Brent climbs above $106 as Fed shows confidence in US economy
* Fed will probably end commodity-friendly stimulus program this fall
* U.S. stockpiles rise more than expected; fall at Cushing pricing hub
* Investors watching U.S., EU sanctions against Russia
By Jacob Gronholt-Pedersen
SINGAPORE, March 20 (Reuters) - Brent crude rose above $106 a barrel on Thursday after the U.S. Federal Reserve signalled interest rates could rise next year, indicating strength in the world's largest economy and top oil consumer, while geopolitical tensions also underpinned prices.
In comments that sent stocks and bonds tumbling, Fed Chair Janet Yellen on Wednesday said the bank will probably end its massive bond-buying program this fall, and could start raising interest rates around six months later.
While scaling back of the central bank's commodity-friendly stimulus has been viewed as a drain of liquidity, the latest outlook is being seen by market participants as underscoring confidence in the U.S. economy.

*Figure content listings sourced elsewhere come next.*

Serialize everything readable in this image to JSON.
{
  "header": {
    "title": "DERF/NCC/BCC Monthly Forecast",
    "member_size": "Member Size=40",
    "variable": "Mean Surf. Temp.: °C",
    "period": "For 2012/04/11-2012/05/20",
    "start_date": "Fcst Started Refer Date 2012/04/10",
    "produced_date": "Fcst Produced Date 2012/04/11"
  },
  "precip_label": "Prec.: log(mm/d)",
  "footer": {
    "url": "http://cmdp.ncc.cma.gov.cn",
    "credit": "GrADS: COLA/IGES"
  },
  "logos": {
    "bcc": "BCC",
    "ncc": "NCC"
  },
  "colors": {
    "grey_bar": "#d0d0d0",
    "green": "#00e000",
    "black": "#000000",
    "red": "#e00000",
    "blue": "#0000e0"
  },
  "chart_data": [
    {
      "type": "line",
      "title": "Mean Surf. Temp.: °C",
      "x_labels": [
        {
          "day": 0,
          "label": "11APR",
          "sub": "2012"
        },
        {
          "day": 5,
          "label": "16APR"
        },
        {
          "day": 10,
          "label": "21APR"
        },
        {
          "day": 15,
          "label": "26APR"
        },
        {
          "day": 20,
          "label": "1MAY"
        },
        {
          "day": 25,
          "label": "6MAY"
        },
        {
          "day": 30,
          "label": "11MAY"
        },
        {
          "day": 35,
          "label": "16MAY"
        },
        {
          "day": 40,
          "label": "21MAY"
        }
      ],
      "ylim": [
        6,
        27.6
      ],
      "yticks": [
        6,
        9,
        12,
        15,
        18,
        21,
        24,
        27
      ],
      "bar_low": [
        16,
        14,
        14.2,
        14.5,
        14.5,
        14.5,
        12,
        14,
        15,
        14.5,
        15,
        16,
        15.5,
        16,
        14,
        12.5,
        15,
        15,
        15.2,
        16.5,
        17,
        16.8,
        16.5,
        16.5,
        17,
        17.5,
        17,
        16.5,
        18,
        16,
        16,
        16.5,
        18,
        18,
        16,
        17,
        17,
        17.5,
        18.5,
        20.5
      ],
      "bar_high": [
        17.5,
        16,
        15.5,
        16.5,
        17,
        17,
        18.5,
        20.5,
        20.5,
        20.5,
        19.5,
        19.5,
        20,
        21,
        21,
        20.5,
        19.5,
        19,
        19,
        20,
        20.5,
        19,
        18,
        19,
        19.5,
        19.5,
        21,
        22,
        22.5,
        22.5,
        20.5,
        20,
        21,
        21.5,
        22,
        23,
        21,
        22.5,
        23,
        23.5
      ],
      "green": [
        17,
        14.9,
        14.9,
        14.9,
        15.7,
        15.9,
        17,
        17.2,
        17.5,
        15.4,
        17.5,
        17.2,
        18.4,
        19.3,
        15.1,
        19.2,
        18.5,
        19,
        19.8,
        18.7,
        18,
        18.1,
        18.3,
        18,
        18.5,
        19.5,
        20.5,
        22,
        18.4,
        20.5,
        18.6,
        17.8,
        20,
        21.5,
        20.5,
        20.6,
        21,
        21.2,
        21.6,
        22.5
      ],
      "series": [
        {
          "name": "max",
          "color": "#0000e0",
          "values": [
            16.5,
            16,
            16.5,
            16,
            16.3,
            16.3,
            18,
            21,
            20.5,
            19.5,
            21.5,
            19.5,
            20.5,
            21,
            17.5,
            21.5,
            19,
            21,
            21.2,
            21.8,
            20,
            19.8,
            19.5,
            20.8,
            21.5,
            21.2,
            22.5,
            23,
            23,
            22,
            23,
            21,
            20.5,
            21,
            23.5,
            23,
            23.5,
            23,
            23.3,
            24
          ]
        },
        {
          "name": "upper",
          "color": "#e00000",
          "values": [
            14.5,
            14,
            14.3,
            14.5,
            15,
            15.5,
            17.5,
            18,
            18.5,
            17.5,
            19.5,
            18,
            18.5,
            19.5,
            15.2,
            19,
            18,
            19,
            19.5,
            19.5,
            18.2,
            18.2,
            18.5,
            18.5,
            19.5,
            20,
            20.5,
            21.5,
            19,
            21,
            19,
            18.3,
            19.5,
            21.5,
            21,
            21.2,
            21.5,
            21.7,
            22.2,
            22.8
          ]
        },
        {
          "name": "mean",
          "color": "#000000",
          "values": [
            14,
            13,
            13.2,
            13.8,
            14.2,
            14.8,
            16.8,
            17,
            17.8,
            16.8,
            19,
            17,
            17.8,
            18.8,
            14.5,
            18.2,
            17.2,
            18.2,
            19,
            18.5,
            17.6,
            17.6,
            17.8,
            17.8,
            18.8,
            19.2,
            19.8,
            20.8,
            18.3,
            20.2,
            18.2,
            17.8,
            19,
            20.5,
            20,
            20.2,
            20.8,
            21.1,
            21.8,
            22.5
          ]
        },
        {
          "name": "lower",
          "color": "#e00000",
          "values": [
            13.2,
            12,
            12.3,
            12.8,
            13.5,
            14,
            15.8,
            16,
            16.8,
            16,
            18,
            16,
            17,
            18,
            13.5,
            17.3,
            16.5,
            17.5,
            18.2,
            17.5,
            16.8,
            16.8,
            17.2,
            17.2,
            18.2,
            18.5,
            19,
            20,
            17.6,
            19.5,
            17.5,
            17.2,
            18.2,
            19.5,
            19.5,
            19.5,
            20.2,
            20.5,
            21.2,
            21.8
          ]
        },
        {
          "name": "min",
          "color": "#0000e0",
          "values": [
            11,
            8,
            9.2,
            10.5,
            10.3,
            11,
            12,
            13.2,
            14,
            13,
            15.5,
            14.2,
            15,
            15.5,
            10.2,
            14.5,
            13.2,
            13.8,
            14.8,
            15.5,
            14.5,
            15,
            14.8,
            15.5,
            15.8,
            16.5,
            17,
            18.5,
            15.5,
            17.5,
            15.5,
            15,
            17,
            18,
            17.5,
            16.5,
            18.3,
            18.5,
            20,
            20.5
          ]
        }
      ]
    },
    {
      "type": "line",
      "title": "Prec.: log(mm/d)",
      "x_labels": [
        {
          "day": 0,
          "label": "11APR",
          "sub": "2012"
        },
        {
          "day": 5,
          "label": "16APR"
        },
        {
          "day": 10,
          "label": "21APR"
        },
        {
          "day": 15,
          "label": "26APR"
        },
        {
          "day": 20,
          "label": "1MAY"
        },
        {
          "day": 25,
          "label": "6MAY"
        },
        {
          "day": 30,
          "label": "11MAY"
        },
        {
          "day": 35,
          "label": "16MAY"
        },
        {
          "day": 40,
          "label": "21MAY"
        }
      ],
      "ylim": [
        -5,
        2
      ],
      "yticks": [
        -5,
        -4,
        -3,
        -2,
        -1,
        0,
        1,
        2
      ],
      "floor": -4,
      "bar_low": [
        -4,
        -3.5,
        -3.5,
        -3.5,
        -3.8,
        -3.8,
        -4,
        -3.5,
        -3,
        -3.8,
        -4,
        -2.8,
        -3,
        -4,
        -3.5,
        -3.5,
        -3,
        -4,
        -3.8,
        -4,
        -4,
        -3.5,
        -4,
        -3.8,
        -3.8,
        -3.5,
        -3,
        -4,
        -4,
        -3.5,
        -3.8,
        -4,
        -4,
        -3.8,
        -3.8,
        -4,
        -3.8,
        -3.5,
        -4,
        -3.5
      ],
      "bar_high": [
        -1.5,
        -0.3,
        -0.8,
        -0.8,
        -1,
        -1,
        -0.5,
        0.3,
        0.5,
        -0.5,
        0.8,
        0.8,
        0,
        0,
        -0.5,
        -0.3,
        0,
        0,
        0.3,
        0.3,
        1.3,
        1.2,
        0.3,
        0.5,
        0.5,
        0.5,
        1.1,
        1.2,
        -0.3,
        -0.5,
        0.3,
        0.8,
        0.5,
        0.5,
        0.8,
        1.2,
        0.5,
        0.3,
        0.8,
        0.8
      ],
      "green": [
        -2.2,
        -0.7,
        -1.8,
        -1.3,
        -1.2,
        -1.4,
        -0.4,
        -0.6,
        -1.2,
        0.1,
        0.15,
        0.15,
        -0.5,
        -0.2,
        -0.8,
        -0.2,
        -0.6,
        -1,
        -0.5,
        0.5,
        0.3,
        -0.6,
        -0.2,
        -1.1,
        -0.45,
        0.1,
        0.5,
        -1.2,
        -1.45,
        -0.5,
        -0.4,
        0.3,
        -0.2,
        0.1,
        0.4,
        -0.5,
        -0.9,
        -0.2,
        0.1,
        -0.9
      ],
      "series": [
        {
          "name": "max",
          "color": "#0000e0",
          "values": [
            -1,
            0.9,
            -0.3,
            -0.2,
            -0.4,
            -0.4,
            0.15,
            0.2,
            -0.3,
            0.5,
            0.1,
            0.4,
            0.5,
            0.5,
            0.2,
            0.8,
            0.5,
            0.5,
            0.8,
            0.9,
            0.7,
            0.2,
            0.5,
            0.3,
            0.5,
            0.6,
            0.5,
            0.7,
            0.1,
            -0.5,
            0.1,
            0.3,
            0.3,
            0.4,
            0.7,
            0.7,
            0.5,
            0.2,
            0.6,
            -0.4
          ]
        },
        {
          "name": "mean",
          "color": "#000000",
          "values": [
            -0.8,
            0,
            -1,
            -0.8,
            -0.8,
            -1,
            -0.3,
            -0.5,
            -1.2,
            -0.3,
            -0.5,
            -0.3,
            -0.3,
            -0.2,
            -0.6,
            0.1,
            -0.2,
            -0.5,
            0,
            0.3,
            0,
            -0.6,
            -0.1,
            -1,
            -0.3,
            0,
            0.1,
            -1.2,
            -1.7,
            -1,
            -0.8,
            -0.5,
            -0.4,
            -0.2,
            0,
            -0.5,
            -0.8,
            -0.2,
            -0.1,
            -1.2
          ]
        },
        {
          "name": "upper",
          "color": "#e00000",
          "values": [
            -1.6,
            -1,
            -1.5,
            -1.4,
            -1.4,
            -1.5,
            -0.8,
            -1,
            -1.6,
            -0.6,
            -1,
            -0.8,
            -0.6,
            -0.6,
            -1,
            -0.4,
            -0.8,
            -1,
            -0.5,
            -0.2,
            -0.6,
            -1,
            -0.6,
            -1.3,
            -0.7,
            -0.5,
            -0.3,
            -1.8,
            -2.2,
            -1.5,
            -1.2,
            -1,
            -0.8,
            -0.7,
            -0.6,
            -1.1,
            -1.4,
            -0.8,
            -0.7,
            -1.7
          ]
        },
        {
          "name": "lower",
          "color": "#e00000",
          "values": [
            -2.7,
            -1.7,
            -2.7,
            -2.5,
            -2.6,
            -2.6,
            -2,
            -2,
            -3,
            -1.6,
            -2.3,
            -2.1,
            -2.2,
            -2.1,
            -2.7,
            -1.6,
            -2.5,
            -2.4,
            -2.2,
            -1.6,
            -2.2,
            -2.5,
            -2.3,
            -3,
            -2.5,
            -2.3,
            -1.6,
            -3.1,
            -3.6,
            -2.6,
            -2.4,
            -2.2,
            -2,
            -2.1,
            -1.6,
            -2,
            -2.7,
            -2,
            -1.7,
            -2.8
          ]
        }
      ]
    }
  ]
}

"The consensus is now that the winding down of easy money is happening because the economy is strong enough to stand on its own two feet," said Mark Keenan, head of commodities research in Asia at Societe Generale.
"I think investors take a degree of confidence from Yellen's comments. And while still fragile, there is a prospect of real economic growth, which will underpin commodities, including oil," Keenan said.
Brent was up 27 cents at $106.12 per barrel by 0358 GMT, after settling 94 cents lower.
U.S. crude traded 34 cents higher at $100.71 per barrel. The contract, which expires on Friday, had closed 67 cents higher on Wednesday after data showed a fall in crude inventories at the Cushing, Oklahoma, pricing hub.
Crude stocks at Cushing fell 989,000 barrels last week as a TransCanada Corp pipeline continued to drain oil to the Gulf Coast, where stocks rose 4.7 million barrels to the highest level yet this year, the data from the U.S. Energy Information Administration (EIA) showed.
Total oil stockpiles in the United States soared nearly 6 million barrels, more than double forecasts, as refinery utilization rates fell to the lowest levels in nearly a year.
Oil prices also drew support from tensions in Ukraine and Russia, the world's biggest oil producer.
The United States warned Moscow it was on a "dark path" to isolation on Wednesday as Russian troops seized two Ukrainian naval bases, including a headquarters in the Crimean port of Sevastopol.
The dramatic seizure came as Russia and the West dug in for a long confrontation over Moscow's annexation of Crimea, with the United States and Europe groping for ways to increase pressure on a defiant Russian President Vladimir Putin.
Oil price gains were, however, checked as the dollar firmed after comments from Fed's Yellen prompted markets to bring forward interest rate hike expectations.
A strong dollar makes commodities priced in the greenback expensive for holders of other currencies.
Societe Generale has cut its 2014 price forecast for crude oil on Wednesday, saying prices have underperformed despite strong fundamentals.